"The Shadow Speaker" follows the fantastical journey of a Ejii, a Muslim teenager living in Nigeria. The main character is a woman of color, but according to the author’s tweets, the book's publisher designed a book cover featuring a whitewashed version of the character.
Okorafor tweeted that she had to throw a “sh*t fit” to ensure a woman of color was featured on the the published cover. "The Shadow Speaker" would eventually earn a spot on the 2007 Tiptree Literary Honors list, which spotlights stand-out works that “encourage the exploration and expansion of gender.”

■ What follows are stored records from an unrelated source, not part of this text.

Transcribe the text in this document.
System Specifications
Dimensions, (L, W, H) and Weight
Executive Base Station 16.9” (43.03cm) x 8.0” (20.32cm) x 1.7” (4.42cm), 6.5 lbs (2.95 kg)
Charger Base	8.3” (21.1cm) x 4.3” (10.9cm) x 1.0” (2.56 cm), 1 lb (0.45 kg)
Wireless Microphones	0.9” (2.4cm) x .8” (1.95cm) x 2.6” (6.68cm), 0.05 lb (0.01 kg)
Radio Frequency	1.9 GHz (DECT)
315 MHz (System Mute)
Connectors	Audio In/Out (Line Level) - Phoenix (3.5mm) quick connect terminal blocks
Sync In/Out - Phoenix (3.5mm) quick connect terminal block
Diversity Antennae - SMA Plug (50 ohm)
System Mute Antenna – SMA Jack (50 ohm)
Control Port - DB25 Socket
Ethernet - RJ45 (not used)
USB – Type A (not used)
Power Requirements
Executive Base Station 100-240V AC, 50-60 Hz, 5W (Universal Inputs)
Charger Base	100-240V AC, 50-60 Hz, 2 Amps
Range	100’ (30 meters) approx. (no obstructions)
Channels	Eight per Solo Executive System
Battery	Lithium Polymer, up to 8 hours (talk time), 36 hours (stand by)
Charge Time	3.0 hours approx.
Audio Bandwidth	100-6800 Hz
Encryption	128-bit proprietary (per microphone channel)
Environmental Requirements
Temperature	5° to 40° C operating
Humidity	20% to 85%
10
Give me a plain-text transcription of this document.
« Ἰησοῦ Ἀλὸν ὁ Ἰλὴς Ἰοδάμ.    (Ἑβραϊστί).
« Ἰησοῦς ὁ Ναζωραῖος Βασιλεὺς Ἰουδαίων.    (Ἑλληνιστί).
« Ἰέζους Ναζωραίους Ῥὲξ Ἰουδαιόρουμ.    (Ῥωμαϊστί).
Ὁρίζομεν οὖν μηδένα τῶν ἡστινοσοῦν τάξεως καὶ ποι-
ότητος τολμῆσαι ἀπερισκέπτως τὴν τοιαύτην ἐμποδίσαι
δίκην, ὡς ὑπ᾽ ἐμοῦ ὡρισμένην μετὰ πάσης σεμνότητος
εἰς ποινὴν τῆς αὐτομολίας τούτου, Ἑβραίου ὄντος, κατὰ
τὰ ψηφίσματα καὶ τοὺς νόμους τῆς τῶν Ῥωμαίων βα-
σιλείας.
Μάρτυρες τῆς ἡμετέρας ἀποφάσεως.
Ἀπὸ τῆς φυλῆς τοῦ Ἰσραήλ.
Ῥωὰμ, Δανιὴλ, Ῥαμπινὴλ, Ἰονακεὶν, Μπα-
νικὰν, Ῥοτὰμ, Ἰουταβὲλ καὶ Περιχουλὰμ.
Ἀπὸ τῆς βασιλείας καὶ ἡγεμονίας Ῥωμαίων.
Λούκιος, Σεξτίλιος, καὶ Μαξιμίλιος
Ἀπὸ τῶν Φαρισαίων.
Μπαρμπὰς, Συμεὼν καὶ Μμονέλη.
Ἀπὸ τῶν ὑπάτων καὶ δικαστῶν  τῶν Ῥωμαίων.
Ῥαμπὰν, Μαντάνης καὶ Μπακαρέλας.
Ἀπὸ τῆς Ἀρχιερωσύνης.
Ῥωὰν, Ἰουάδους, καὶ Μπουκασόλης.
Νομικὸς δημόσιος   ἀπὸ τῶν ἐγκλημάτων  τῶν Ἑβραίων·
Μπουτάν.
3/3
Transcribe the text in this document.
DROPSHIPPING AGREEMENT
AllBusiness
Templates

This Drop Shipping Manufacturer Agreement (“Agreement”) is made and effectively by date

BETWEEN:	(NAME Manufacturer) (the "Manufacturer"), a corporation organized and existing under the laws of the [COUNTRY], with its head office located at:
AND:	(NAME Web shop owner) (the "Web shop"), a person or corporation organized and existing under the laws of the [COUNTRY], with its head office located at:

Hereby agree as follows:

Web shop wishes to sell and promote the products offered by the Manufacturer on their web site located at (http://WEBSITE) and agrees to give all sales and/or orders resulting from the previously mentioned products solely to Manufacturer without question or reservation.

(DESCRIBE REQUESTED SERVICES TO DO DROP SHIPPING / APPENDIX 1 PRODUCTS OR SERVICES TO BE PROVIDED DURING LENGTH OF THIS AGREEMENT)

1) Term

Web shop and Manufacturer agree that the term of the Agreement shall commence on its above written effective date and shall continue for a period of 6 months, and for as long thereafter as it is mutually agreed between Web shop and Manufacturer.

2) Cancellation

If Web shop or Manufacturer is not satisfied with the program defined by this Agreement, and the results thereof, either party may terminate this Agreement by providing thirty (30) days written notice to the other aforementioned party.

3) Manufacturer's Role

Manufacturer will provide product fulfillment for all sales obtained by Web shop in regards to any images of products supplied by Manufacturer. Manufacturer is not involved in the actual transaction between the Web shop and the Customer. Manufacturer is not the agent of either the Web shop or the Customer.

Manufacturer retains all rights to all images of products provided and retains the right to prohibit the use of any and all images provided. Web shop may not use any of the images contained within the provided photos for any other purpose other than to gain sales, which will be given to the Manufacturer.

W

Other young adult authors have also spoken out against whitewashing in the publishing industry. In 2009, Justine Larbalestier called out the original U.S. cover for her novel "Liar," which featured a white woman, despite the book’s main character, Micah, being a young woman of color. “Every year at every publishing house, intentionally and unintentionally, there are white-washed covers. Since I’ve told publishing friends how upset I am with my 'Liar' cover, I have been hearing anecdotes from every single house about how hard it is to push through covers with people of colour on them,” Larbalestier wrote in a 2009 post on her website.
“Authors have told me that their books with black covers are frequently not shelved in the same part of the library as other YA—they’re exiled to the Urban Fiction section—and many bookshops simply don’t stock them at all. How welcome is a black teen going to feel in the YA section when all the covers are white? Why would she pick up 'Liar' when it has a cover that so explicitly excludes her?”
Okorafor's tweet has been widely received, with over 8,000 likes and retweets so far, but the author said her real goal is to discuss the “whitewashing battle in many readers' minds.”
Diversity exclusion in media stretches beyond the literary publishing industry, impacting mediums including film and television. According to a 2016 report from the Institute of Diversity and Empowerment at USC Annenberg, only just over 28 percent of on-screen speaking characters were members of underrepresented racial and ethnic groups in the U.S.. “..... at least half or more of all cinematic, television, or streaming stories fail to portray one speaking or named Asian or Asian American on screen,” reads the report. “Undoubtedly, there is a vast underrepresentation of racial/ethnic minority groups that still plagues entertainment content.”